John Ramsbottom (1814—1897)

An old photo of John Ramsbottom


    18?? Worked in his father's 'Steam Works', a cotton mill in Todmorton.
    1839 Employed by Sharp Roberts and Co. Manchester
    1842 Locomotive Superintendent for Manchester and Birmingham Rly. Longsight works
    1846 Locomotive Superintendent for LNWR North Eastern Division
    1857 Locomotive Superintendent for LNWR Northern Division
    1862 Locomotive Superintendent for entire LNWR
    1871 Left the LNWR, moved to L&Y

Ramsbottom started as Locomotive Superintendent with one of the constituent companies of the LNWR and continued in the same position on its formation. As the other divisional superintendents 'retired' his area of responsibility increased until in 1862 he took charge of the entire system. His major achievement was the great expansion and development at Crewe, not only of the Locomotive Works but the town itself. However, not only did he exand the works but after Trevithic's fairy relaxed management style Ramsbottom established working methods and processes more suited to a major manufacturing facility, especially keen on the benefits of standardisation. He was responsible for two World firsts: In 1864 he opened the steelworks, the first railway to operate on a commercial scale, and designed the water troughs  first installed at Mochdre; they were latter moved to Aber, North Wales, to enable the ‘Irish Mail’ meet the average speed required by the GPO.
He originated the 18in narrow-gauge system servicing the Works and held many patents relating to Locomotives - such as the Safety valve but also in steel-making and fluids. His health failing, he retired in 1871 but lived a further twenty years being professionally active until he died.

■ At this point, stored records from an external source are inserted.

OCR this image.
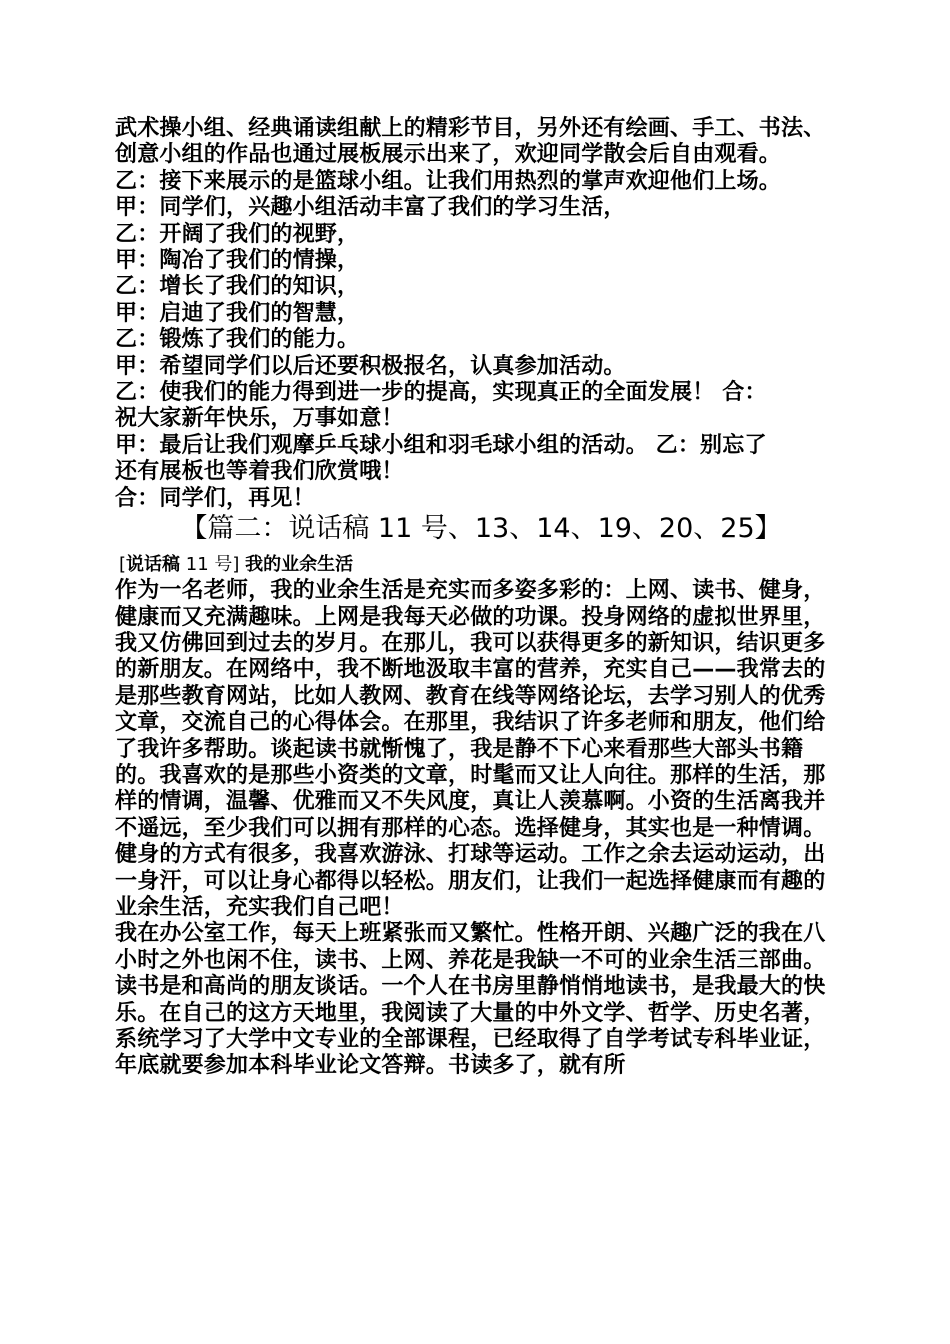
武术操小组、经典诵读组献上的精彩节目，另外还有绘画、手工、书法、创意小组的作品也通过展板展示出来了，欢迎同学散会后自由观看。

乙：接下来展示的是篮球小组。让我们用热烈的掌声欢迎他们上场。

甲：同学们，兴趣小组活动丰富了我们的学习生活，

乙：开阔了我们的视野，

甲：陶冶了我们的情操，

乙：增长了我们的知识，

甲：启迪了我们的智慧，

乙：锻炼了我们的能力。

甲：希望同学们以后还要积极报名，认真参加活动。

乙：使我们的能力得到进一步的提高，实现真正的全面发展！ 合：

祝大家新年快乐，万事如意！

甲：最后让我们观摩乒乓球小组和羽毛球小组的活动。 乙：别忘了

还有展板也等着我们欣赏哦！

合：同学们，再见！

【篇二：说话稿 11 号、13、14、19、20、25】

[说话稿 11 号] 我的业余生活

作为一名老师，我的业余生活是充实而多姿多彩的：上网、读书、健身，健康而又充满趣味。上网是我每天必做的功课。投身网络的虚拟世界里，我又仿佛回到过去的岁月。在那儿，我可以获得更多的新知识，结识更多的新朋友。在网络中，我不断地汲取丰富的营养，充实自己——我常去的是那些教育网站，比如人教网、教育在线等网络论坛，去学习别人的优秀文章，交流自己的心得体会。在那里，我结识了许多老师和朋友，他们给了我许多帮助。谈起读书就惭愧了，我是静不下心来看那些大部头书籍的。我喜欢的是那些小资类的文章，时髦而又让人向往。那样的生活，那样的情调，温馨、优雅而又不失风度，真让人羡慕啊。小资的生活离我并不遥远，至少我们可以拥有那样的心态。选择健身，其实也是一种情调。健身的方式有很多，我喜欢游泳、打球等运动。工作之余去运动运动，出一身汗，可以让身心都得以轻松。朋友们，让我们一起选择健康而有趣的业余生活，充实我们自己吧！

我在办公室工作，每天上班紧张而又繁忙。性格开朗、兴趣广泛的我在八小时之外也闲不住，读书、上网、养花是我缺一不可的业余生活三部曲。

读书是和高尚的朋友谈话。一个人在书房里静悄悄地读书，是我最大的快乐。在自己的这方天地里，我阅读了大量的中外文学、哲学、历史名著，系统学习了大学中文专业的全部课程，已经取得了自学考试专科毕业证，年底就要参加本科毕业论文答辩。书读多了，就有所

Francis W Webb (1836–1906)

An old photo of Francis W Webb


    1851 Started as Crewe Apprentice under Trevithic
    1856 Taken on as permenent employee in drawing office
    1859 Promoted to Chief Draughtsman
    1861 Became Works Manager
    1866 Left LNWR to become manager of Bolton Iron and Steel co
    1871 Returned to Crewe as CME or Locomotive Superintendent
    1903 Retired from company

A clergyman’s son - very much a designer, inventor and first-rate production engineer. At the age of 2X he was in charge of the draughtsman department having much to do with locomotives that would later be rebuilt under his direction as CME. After a few years as works manager he left Crewe and the LNWR, with the blessing of the chairman, to the Bolton Steel Works a company that was mainly involved with mill engines. There he became an expert in the manufacture and use of steel, knowledge that was used on his return to Crewe. He continued developing Crewe Works, and was very interested in the civic affairs of the town of Crewe, becoming mayor in Queen Victoria’s Jubilee year, 1887. He not only took an interest in the company hospital but instituted a separate hospital in the town He fell ill and retired in 1903, dying all too early in Bournemouth. In his will he was generous in founding the Webb Orphanage at Crewe; remembering nursing, church and educational institutions. Gardening was a fond interest.
He was much maligned after retirement, both by the company and many later writers. More attention having been paid to the sagas of chain brakes and compound locomotives than his many achievements.
Anyone who wishes to read a description of his time at Crewe in the context of the period is advised to read the excellent articles by Michael Rutherford in Backtrack - especially the series "Handing on the Baton: From Frank to George", started November 2002, Volume 16 no.12.